In the long term I'd like to start profiling cases where multiplexed
I/O is either necessary or beneficial. Then I think we can start talking
about how to design this in, either at the filter-stack level, the
ap_get_brigade()-level, or somewhere else.

-aaron

Re: Deadlocks possible with CGI scripts?

Posted by Bill Stoddard <bi...@wstoddard.com>.
Yep it's possible... I've brought this up a few times. If the CGI script starts responding
before it has consumed all POST request, it can easily get into deadlock. The same problem
exists in 2.0. If you recall, I issued a challenge a few months back (Feb 12):

<begin>
"I've wanted to look into this for quite awhile but never seem to have the time to do
it...

Wouldn't it be cool if the interface between the server and mod_cgi (or any other content
generator) could be configured to be full duplex (rather than stuck at half duplex as it
is today)?

With any version of Apache, it is not possible to support an HTTP transaction that
consists of a continuous stream of chunked encoded bytes from the client and a concurrent
stream of chunk encoded bytes back to the server because the interface between the server
and the application (a cgi script for example) is half-duplex. The server will not attempt
to read any bytes from the application until it has received ALL of the request. The cgi
must read and buffer ALL of the request before sending any of the response else the
application risks deadlocking with the server.

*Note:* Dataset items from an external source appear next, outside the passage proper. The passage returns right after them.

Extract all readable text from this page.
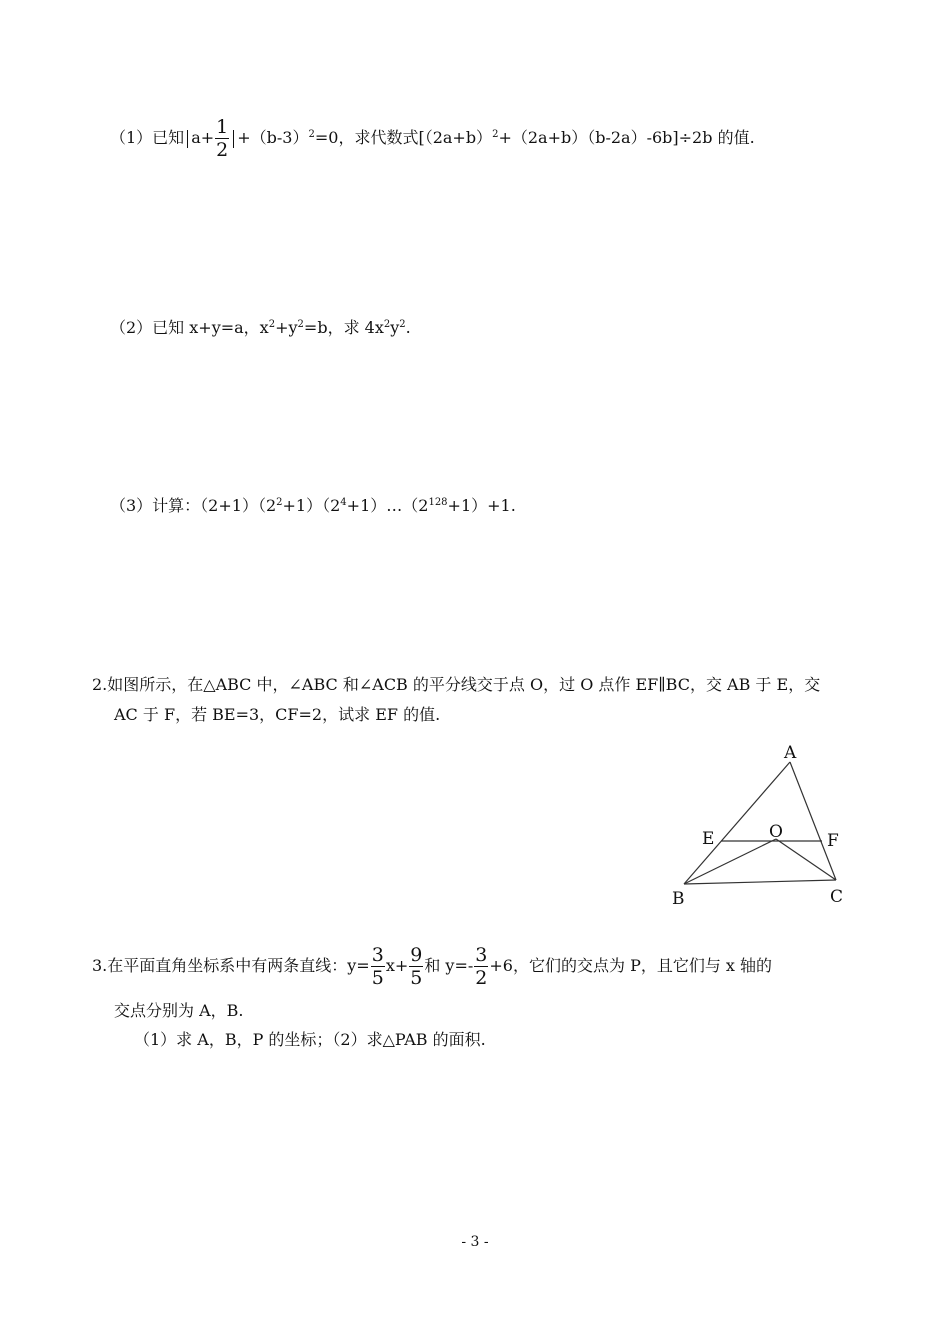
（1）已知 $a+ \frac{1}{2} +(b-3)^2=0$，求代数式$[(2a+b)^2+(2a+b)(b-2a)-6b]\div 2b$ 的值.
（2）已知 x+y=a，$x^2+y^2=b$，求 $4x^2y^2$.
（3）计算：$(2+1)(2^2+1)(2^4+1)\dots(2^{128}+1)+1$.
2.如图所示，在△ABC 中，∠ABC 和∠ACB 的平分线交于点 O，过 O 点作 EF∥BC，交 AB 于 E，交
AC 于 F，若 BE=3，CF=2，试求 EF 的值.
A
B	C
E	F
O
3.在平面直角坐标系中有两条直线：$y= \frac{3}{5} x+ \frac{9}{5}$ 和 $y=- \frac{3}{2} +6$，它们的交点为 P，且它们与 x 轴的
交点分别为 A，B.
（1）求 A，B，P 的坐标；（2）求△PAB 的面积.
- 3 -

This is an interesting exercise in that we will need to manipulate the blocking behaviour
of
the network layer from the top of the filter stack."
</begin>

I'm still interested and I still don't have much time to devote to it.

Bill


> The discussion about filters got me thinking about places where we
> could use multiplexed I/O in Apache 2.0's filter, which led me to
> mod_cgi/cgid. In my research I think I may have found a long-standing
> possible deadlock (and denial of service) in how we pass input bodies
> to CGI scripts. I was able to reproduce both failure cases on Apache
> 1.3.25-dev and I suspect the same problem still exists today:
>
> 1) If the script doesn't consume the input data, and the data exceeds
>    the buffer sizes of the operating system, then the httpd process
>    and the CGI child will deadlock. (Note: The CGI spec specifically
>    states that scripts are not obliged to read the data. See sect. 6.2
>    here: http://cgi-spec.golux.com/draft-coar-cgi-v11-03-clean.html#6.0)
>
> 2) If the script writes enough data to fill its output buffers without
>    consuming enough of the input data such that the entire input body
>    is contained in the operating system's buffers, then a deadlock
>    will also occur in the same way as above.
>
> The simple workaround is to add a LimitRequestBody directive to your
> httpd.conf that is smaller than the I/O buffers on your system.
>
> I'm not as familiar with the Apache 1.3 code as I'd like, but I suspect
> that we should be pulling the descriptors out of the buff_struct available
> to mod_cgi, and using those in a poll set to perform multiplexed I/O. A
> solution in 2.0, however, is not as straightforward.
>
> In the long term I'd like to start profiling cases where multiplexed
> I/O is either necessary or beneficial. Then I think we can start talking
> about how to design this in, either at the filter-stack level, the
> ap_get_brigade()-level, or somewhere else.
>
> -aaron
>